The New York Times
By: Matthew Healey
January 26, 2012
At 19, without a diploma, a job, or a place to call home
De Andre Hill, 19, is the first to admit it: He grew up way too soon.
He was raised in Greensboro, N.C., and spent his teenage years looking after three half-sisters, preparing dinners of burger patties and spaghetti for them, insisting they do their homework and comforting them when they cried themselves to sleep.
Mr. Hill said his mother took him and his sisters with her as she moved from place to place, but was unable to look after them properly. He has not seen his father in five or six years.
When he was 16, he and his family left North Carolina for New York. By then, he had bounced among 12 schools. In Harlem, he settled in at Frederick Douglass Academy, but in winter 2011, he dropped out. His mother took the family south again.
They lived with an aunt and a grandmother, but those stints went badly. And in August, after a confrontation in which Mr. Hill stood up for his mother against her boyfriend, he realized it was time to head out on his own.
''I prefer being alone,'' he said.
Mr. Hill reconnected with a girlfriend in New York and came back to the city, but he had no home to call his own.
His girlfriend suggested he stay at Covenant House, a nonprofit shelter for homeless youth in Manhattan. There, he was given a bed and assistance in finding a job and re-enrolling at school.
One afternoon in late November, Mr. Hill sat in a small courtyard at the shelter, discussing his life. A slim, good-looking young man with a gentle voice and a sweet demeanor that belies a robust self-confidence, he said that his nighttime job in telemarketing was all right but that he was looking forward to an interview with a delivery company, where he hoped to earn $9 an hour plus tips working as a runner.
The job, he said, might help him leave the untidy room he shared with two men at the shelter.
An affiliate of Catholic Charities Archdiocese of New York, one of the seven agencies supported by The New York Times Neediest Cases Fund, Covenant House was nudging Mr. Hill through its ''rites of passage'' program, which helps young people figure out how to get their lives together, hold a job and live independently.
As part of the program, Mr. Hill was required to put aside $75 of his weekly income as a nest egg to use when he left the shelter. The counselors helped him enroll at the Technical Career Institute, where he hopes to finish school and work toward an associate's degree. To help buy textbooks, Mr. Hill received a $300 gift card with money from the Neediest Cases Fund.
Mr. Hill said he dreamed of opening a clothing business one day. But those dreams will have to wait.
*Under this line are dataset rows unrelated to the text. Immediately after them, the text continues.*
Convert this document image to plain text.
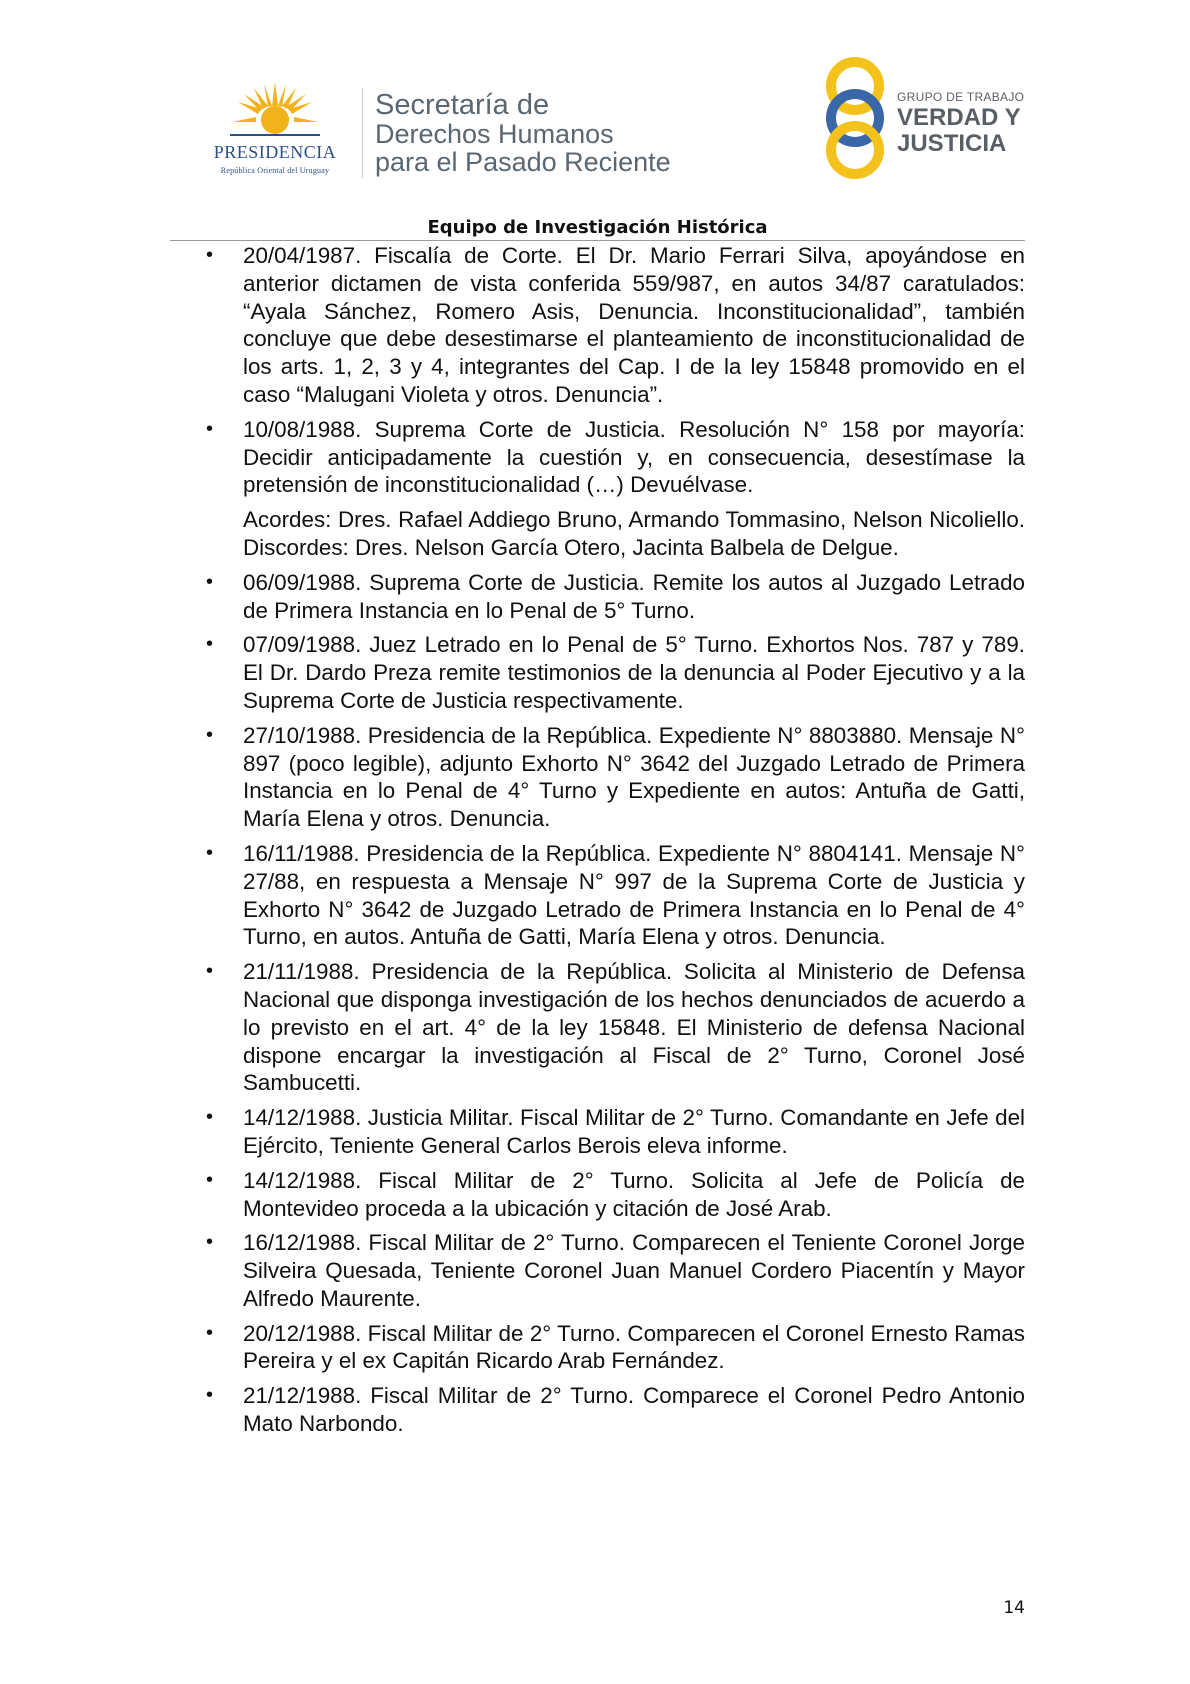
PRESIDENCIA
República Oriental del Uruguay
Secretaría de
Derechos Humanos
para el Pasado Reciente
GRUPO DE TRABAJO
VERDAD Y
JUSTICIA
Equipo de Investigación Histórica
• 20/04/1987. Fiscalía de Corte. El Dr. Mario Ferrari Silva, apoyándose en anterior dictamen de vista conferida 559/987, en autos 34/87 caratulados: “Ayala Sánchez, Romero Asis, Denuncia. Inconstitucionalidad”, también concluye que debe desestimarse el planteamiento de inconstitucionalidad de los arts. 1, 2, 3 y 4, integrantes del Cap. I de la ley 15848 promovido en el caso “Malugani Violeta y otros. Denuncia”.

• 10/08/1988. Suprema Corte de Justicia. Resolución N° 158 por mayoría: Decidir anticipadamente la cuestión y, en consecuencia, desestímase la pretensión de inconstitucionalidad (…) Devuélvase.

Acordes: Dres. Rafael Addiego Bruno, Armando Tommasino, Nelson Nicoliello. Discordes: Dres. Nelson García Otero, Jacinta Balbela de Delgue.

• 06/09/1988. Suprema Corte de Justicia. Remite los autos al Juzgado Letrado de Primera Instancia en lo Penal de 5° Turno.

• 07/09/1988. Juez Letrado en lo Penal de 5° Turno. Exhortos Nos. 787 y 789. El Dr. Dardo Preza remite testimonios de la denuncia al Poder Ejecutivo y a la Suprema Corte de Justicia respectivamente.

• 27/10/1988. Presidencia de la República. Expediente N° 8803880. Mensaje N° 897 (poco legible), adjunto Exhorto N° 3642 del Juzgado Letrado de Primera Instancia en lo Penal de 4° Turno y Expediente en autos: Antuña de Gatti, María Elena y otros. Denuncia.

• 16/11/1988. Presidencia de la República. Expediente N° 8804141. Mensaje N° 27/88, en respuesta a Mensaje N° 997 de la Suprema Corte de Justicia y Exhorto N° 3642 de Juzgado Letrado de Primera Instancia en lo Penal de 4° Turno, en autos. Antuña de Gatti, María Elena y otros. Denuncia.

• 21/11/1988. Presidencia de la República. Solicita al Ministerio de Defensa Nacional que disponga investigación de los hechos denunciados de acuerdo a lo previsto en el art. 4° de la ley 15848. El Ministerio de defensa Nacional dispone encargar la investigación al Fiscal de 2° Turno, Coronel José Sambucetti.

• 14/12/1988. Justicia Militar. Fiscal Militar de 2° Turno. Comandante en Jefe del Ejército, Teniente General Carlos Berois eleva informe.

• 14/12/1988. Fiscal Militar de 2° Turno. Solicita al Jefe de Policía de Montevideo proceda a la ubicación y citación de José Arab.

• 16/12/1988. Fiscal Militar de 2° Turno. Comparecen el Teniente Coronel Jorge Silveira Quesada, Teniente Coronel Juan Manuel Cordero Piacentín y Mayor Alfredo Maurente.

• 20/12/1988. Fiscal Militar de 2° Turno. Comparecen el Coronel Ernesto Ramas Pereira y el ex Capitán Ricardo Arab Fernández.

• 21/12/1988. Fiscal Militar de 2° Turno. Comparece el Coronel Pedro Antonio Mato Narbondo.

14
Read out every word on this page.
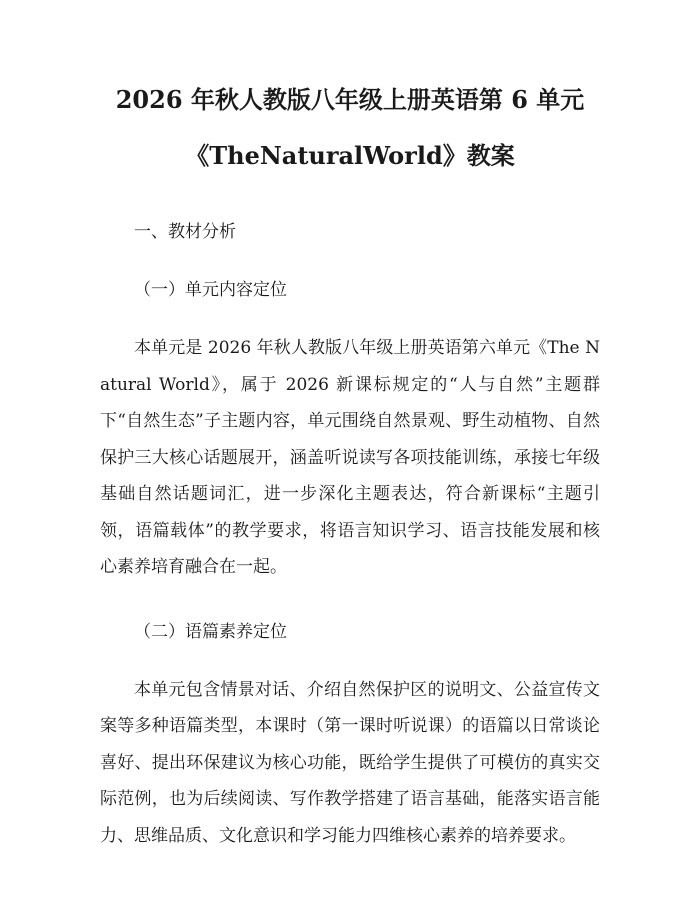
2026 年秋人教版八年级上册英语第 6 单元
《TheNaturalWorld》教案

一、教材分析

（一）单元内容定位

本单元是 2026 年秋人教版八年级上册英语第六单元《The Natural World》，属于 2026 新课标规定的“人与自然”主题群下“自然生态”子主题内容，单元围绕自然景观、野生动植物、自然保护三大核心话题展开，涵盖听说读写各项技能训练，承接七年级基础自然话题词汇，进一步深化主题表达，符合新课标“主题引领，语篇载体”的教学要求，将语言知识学习、语言技能发展和核心素养培育融合在一起。

（二）语篇素养定位

本单元包含情景对话、介绍自然保护区的说明文、公益宣传文案等多种语篇类型，本课时（第一课时听说课）的语篇以日常谈论喜好、提出环保建议为核心功能，既给学生提供了可模仿的真实交际范例，也为后续阅读、写作教学搭建了语言基础，能落实语言能力、思维品质、文化意识和学习能力四维核心素养的培养要求。
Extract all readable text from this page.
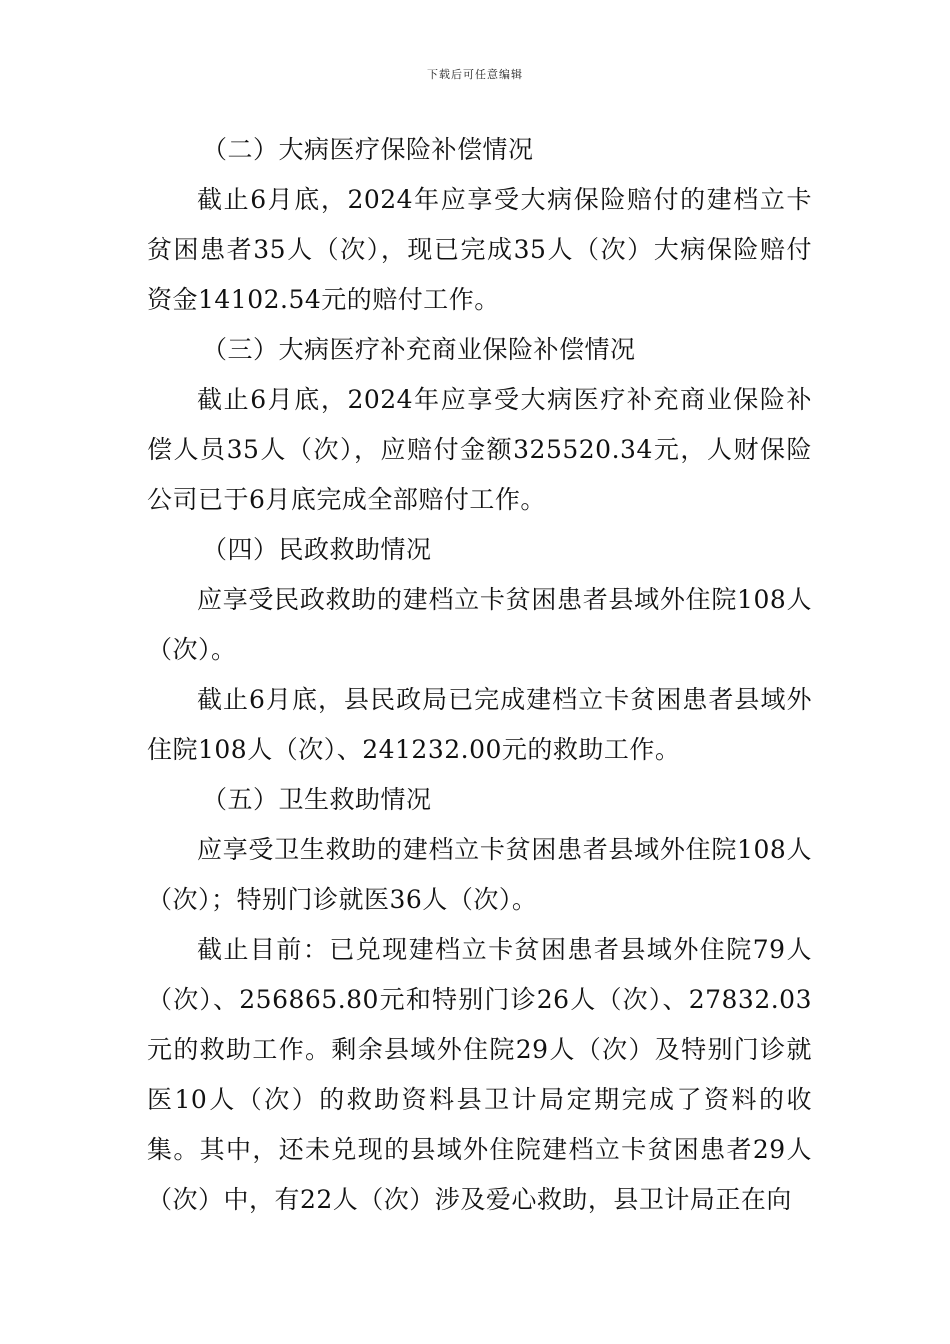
下载后可任意编辑

（二）大病医疗保险补偿情况

截止6月底，2024年应享受大病保险赔付的建档立卡贫困患者35人（次），现已完成35人（次）大病保险赔付资金14102.54元的赔付工作。

（三）大病医疗补充商业保险补偿情况

截止6月底，2024年应享受大病医疗补充商业保险补偿人员35人（次），应赔付金额325520.34元，人财保险公司已于6月底完成全部赔付工作。

（四）民政救助情况

应享受民政救助的建档立卡贫困患者县域外住院108人（次）。

截止6月底，县民政局已完成建档立卡贫困患者县域外住院108人（次）、241232.00元的救助工作。

（五）卫生救助情况

应享受卫生救助的建档立卡贫困患者县域外住院108人（次）；特别门诊就医36人（次）。

截止目前：已兑现建档立卡贫困患者县域外住院79人（次）、256865.80元和特别门诊26人（次）、27832.03元的救助工作。剩余县域外住院29人（次）及特别门诊就医10人（次）的救助资料县卫计局定期完成了资料的收集。其中，还未兑现的县域外住院建档立卡贫困患者29人（次）中，有22人（次）涉及爱心救助，县卫计局正在向
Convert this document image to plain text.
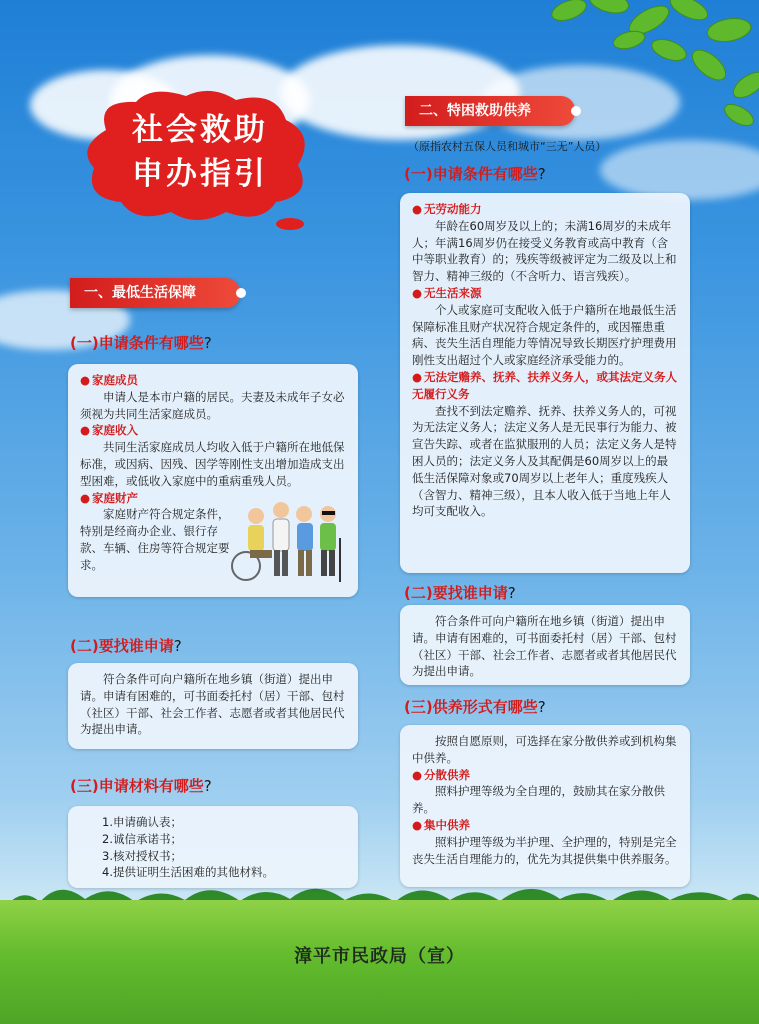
社会救助
申办指引
一、最低生活保障
(一)申请条件有哪些?
● 家庭成员

申请人是本市户籍的居民。夫妻及未成年子女必须视为共同生活家庭成员。

● 家庭收入

共同生活家庭成员人均收入低于户籍所在地低保标准，或因病、因残、因学等刚性支出增加造成支出型困难，或低收入家庭中的重病重残人员。

● 家庭财产

家庭财产符合规定条件，特别是经商办企业、银行存款、车辆、住房等符合规定要求。

(二)要找谁申请?

符合条件可向户籍所在地乡镇（街道）提出申请。申请有困难的，可书面委托村（居）干部、包村（社区）干部、社会工作者、志愿者或者其他居民代为提出申请。

(三)申请材料有哪些?

1.申请确认表；

2.诚信承诺书；

3.核对授权书；

4.提供证明生活困难的其他材料。

二、特困救助供养
（原指农村五保人员和城市“三无”人员）
(一)申请条件有哪些?
● 无劳动能力

年龄在60周岁及以上的；未满16周岁的未成年人；年满16周岁仍在接受义务教育或高中教育（含中等职业教育）的；残疾等级被评定为二级及以上和智力、精神三级的（不含听力、语言残疾）。

● 无生活来源

个人或家庭可支配收入低于户籍所在地最低生活保障标准且财产状况符合规定条件的，或因罹患重病、丧失生活自理能力等情况导致长期医疗护理费用刚性支出超过个人或家庭经济承受能力的。

● 无法定赡养、抚养、扶养义务人，或其法定义务人无履行义务

查找不到法定赡养、抚养、扶养义务人的，可视为无法定义务人；法定义务人是无民事行为能力、被宣告失踪、或者在监狱服刑的人员；法定义务人是特困人员的；法定义务人及其配偶是60周岁以上的最低生活保障对象或70周岁以上老年人；重度残疾人（含智力、精神三级），且本人收入低于当地上年人均可支配收入。

(二)要找谁申请?

符合条件可向户籍所在地乡镇（街道）提出申请。申请有困难的，可书面委托村（居）干部、包村（社区）干部、社会工作者、志愿者或者其他居民代为提出申请。

(三)供养形式有哪些?

按照自愿原则，可选择在家分散供养或到机构集中供养。

● 分散供养

照料护理等级为全自理的，鼓励其在家分散供养。

● 集中供养

照料护理等级为半护理、全护理的，特别是完全丧失生活自理能力的，优先为其提供集中供养服务。

漳平市民政局（宣）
Later, he learned he had not gotten the runner's job.
''They didn't think I was strong enough to do it, but I know I am,'' he said proudly, adding, ''There's nothing I can't handle.''
Mr. Hill loves playing football -- quarterback and wide receiver -- but he said his frequent moving had kept him out of high school athletics. He stays in contact with his sisters, one of whom is in Job Corps in North Carolina, while another is living with a foster family. The third, now in eighth grade, is living with relatives in New York.
''She gets all A's,'' he said. ''I make sure they're doing good.''
In a phone interview this month, however, he said he been let go from the telemarketing job after a bout of lateness. He had also left Covenant House and moved in with his girlfriend in the Bronx.
Despite the setbacks, Mr. Hill was determined to stay upbeat. He had interviews lined up for jobs in construction and food service and at a clothing store. He said he was thrilled with his new classes at the technology institute, where he needs only 15 more credits to receive his high school diploma.
''I had good grades before I dropped out,'' he said, proud of his current 3.4 grade-point average. ''I know my education is the most important thing right now.''
With his erratic and dysfunctional early life, Mr. Hill said he felt as if he had something to prove to himself.
''I can do better than my mom,'' he said.